10. Yeelen (Mali, Souleymane Cissé, 1987)

yeelen

Inspired by African folk stories, this magical gem by the Malian director is simply about good vs evil and the power of compassion. The showcase of human empathy hails from a boy whose father is the antagonist which makes the film an interesting study in family dynamics. Yeelen is one of the most celebrated of African films. The director, Souleymane Oumar Cisse re-creates a past and depicts a sacred ritual to bring to life an epic of the Bambara oral tradition. Even though this film does an excellent job of recalling the past, it also has implications for the present and future of Mali.

The son who sacrifices himself to destroy his father’s tyrannical power reflects the filmmaker’s hope for an end to the dictatorship that controlled Mali at the time of the making of the film. This film was also one of the first modern African films to explore the mythic past of the continent. Economic considerations and the shooting situation forced the director to create supernatural events very simply making a virtue out of necessity and establishing a magical realism that now appears in many African films.

 

9. Silences of the Palace (Tunisia, MoufidaTlatli, 1994)

Silences of the Palace

Tlatli takes a closer look at a subject that has been largely overlooked by the filmmaking community; the lives of women who work in a shut world. She effortlessly sweeps back and forth between the present and the past as she details the story of Alia who grew up in the palace of the beys, Tunisia’s royal family of rulers, during the period of the end of French control in the fifties.

The culturally and politically ingrained effect of Moufida Tlatli’s film Silence of the Palaces is set in Tunis at the eve of independence. The young heroine, the illegitimate daughter of a maid, finds an outlet from her restricted personal situation in singing songs. It’s a great, and solemn study on oppressive nature of a patriarchal society that women submit to.

 

8. Moolaadé (Senegal, Ousmane Sembène, 2004)

Moolaadé

In Moolaade, Sembene attempts to referee the struggles surrounding female circumcision. Celebrates an age-old mechanism that possibly predates the advent of genital modification surgeries to which women can recourse as a defense against the coercive reaches of culture.
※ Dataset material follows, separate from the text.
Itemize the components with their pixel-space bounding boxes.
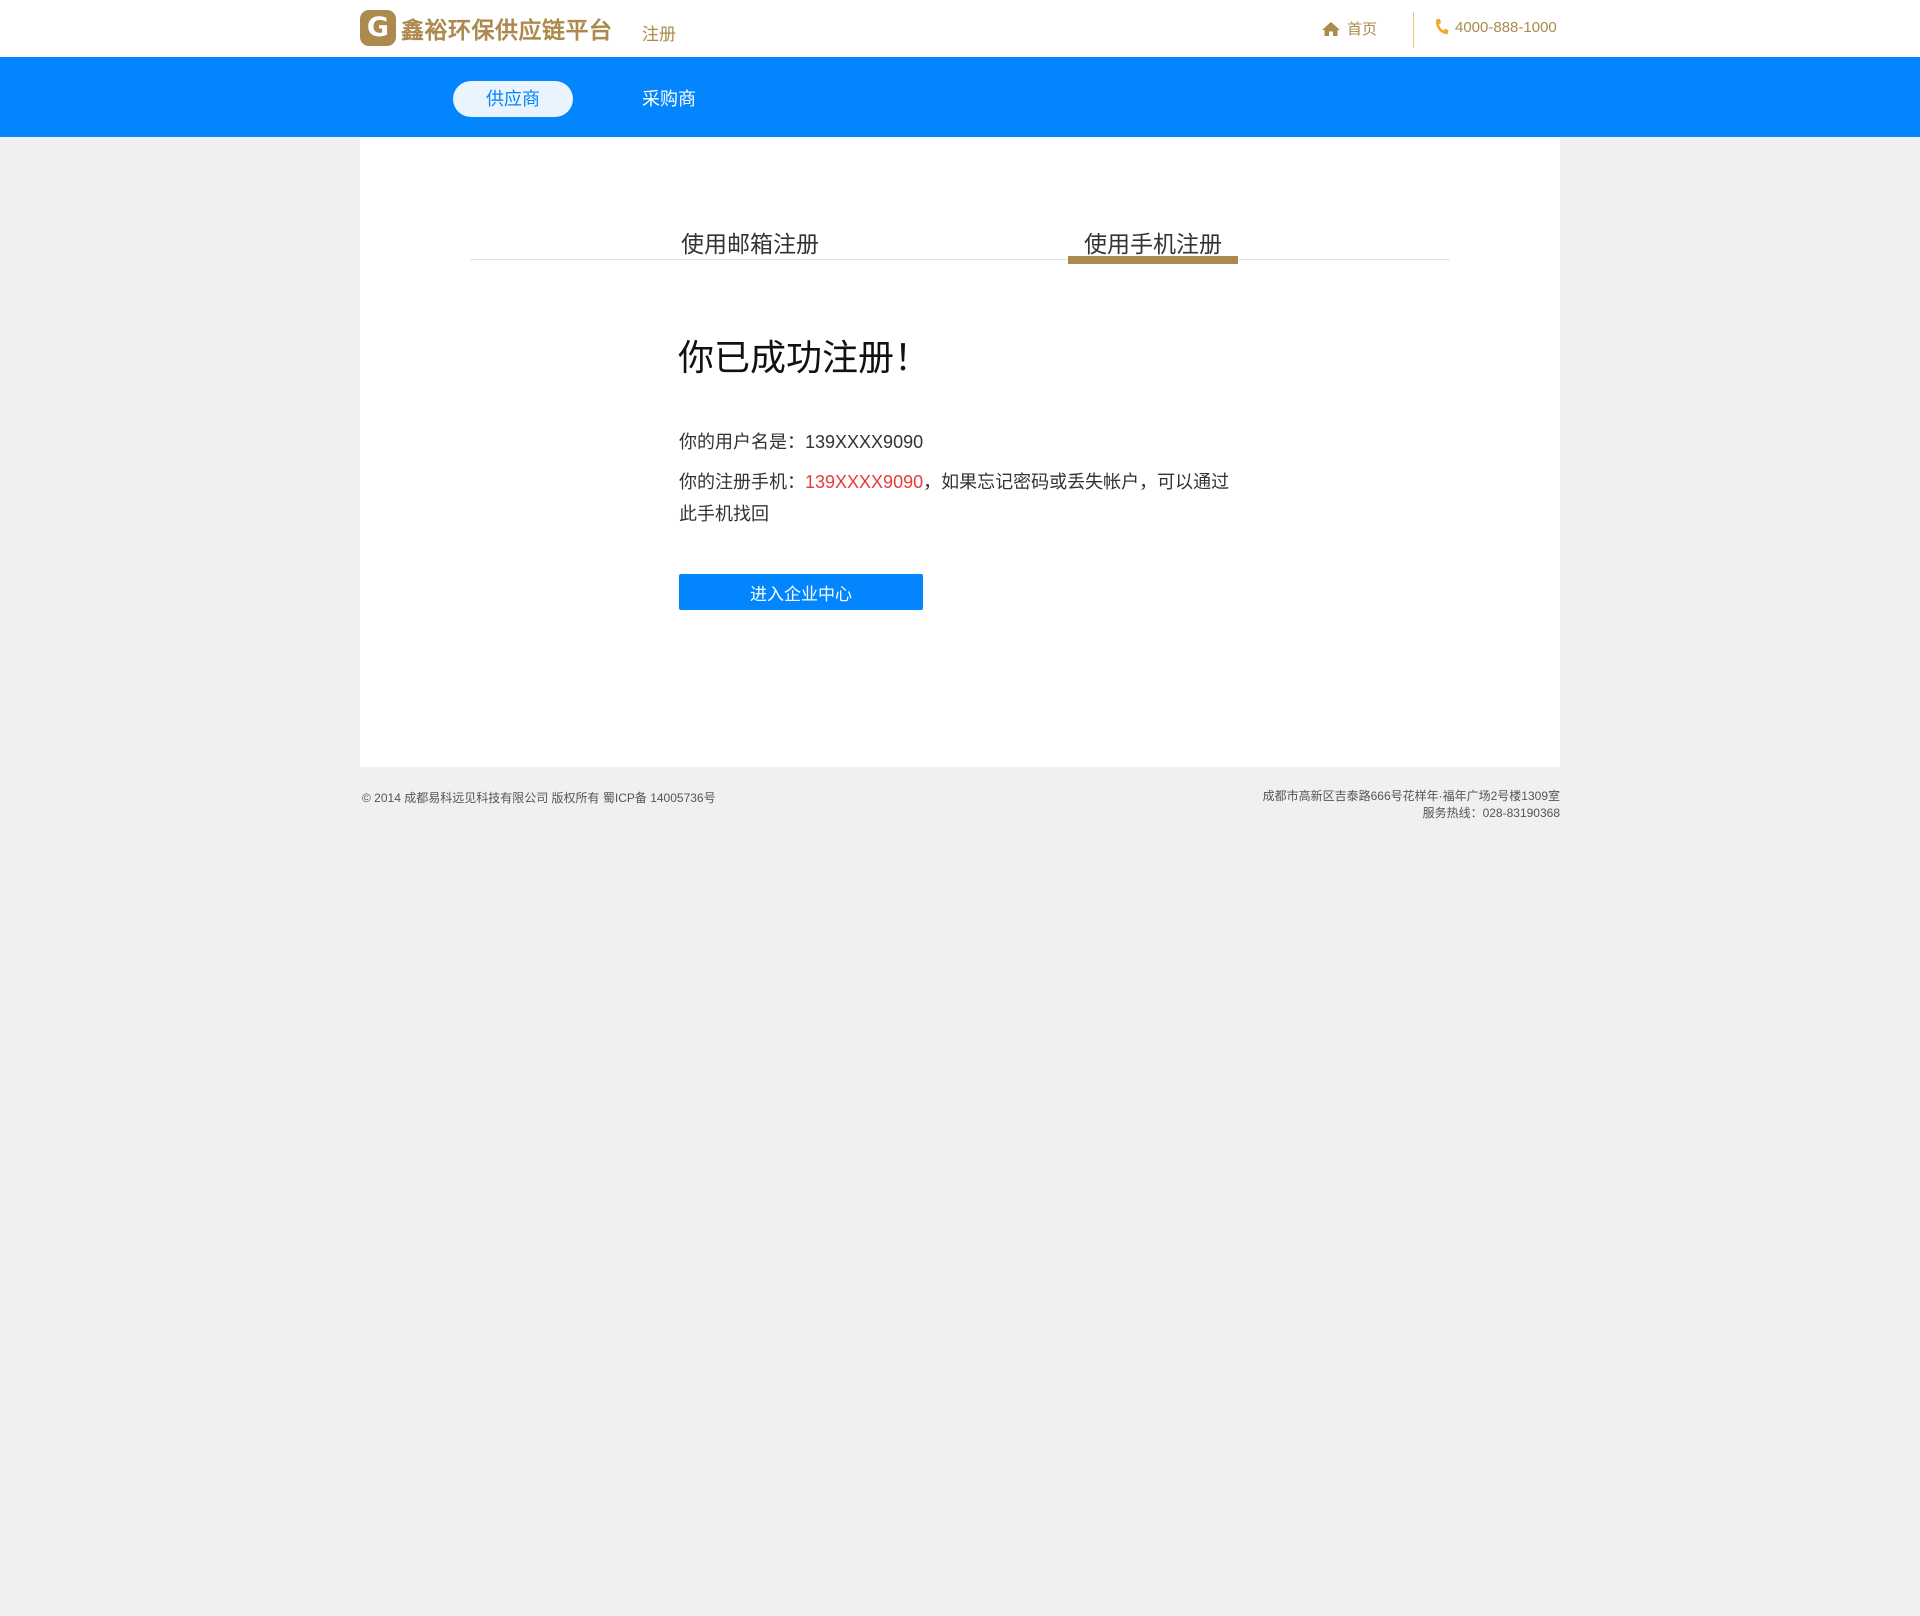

The heroic maneuver that lies at the heart of the film culminates in the invocation of this sacred stricture by pausing the ritual with a strand of yarn.

This simple act offers a refuge, sanctuary, haven, or safe harbor to the four girls determined to disengage from the horrible act. At once depicting culture as a surrogate for oppression and culture as a spontaneous zone of empowerment and resistance, the film extols knowledge as power. It’s the African director’s final film and what an exit it is.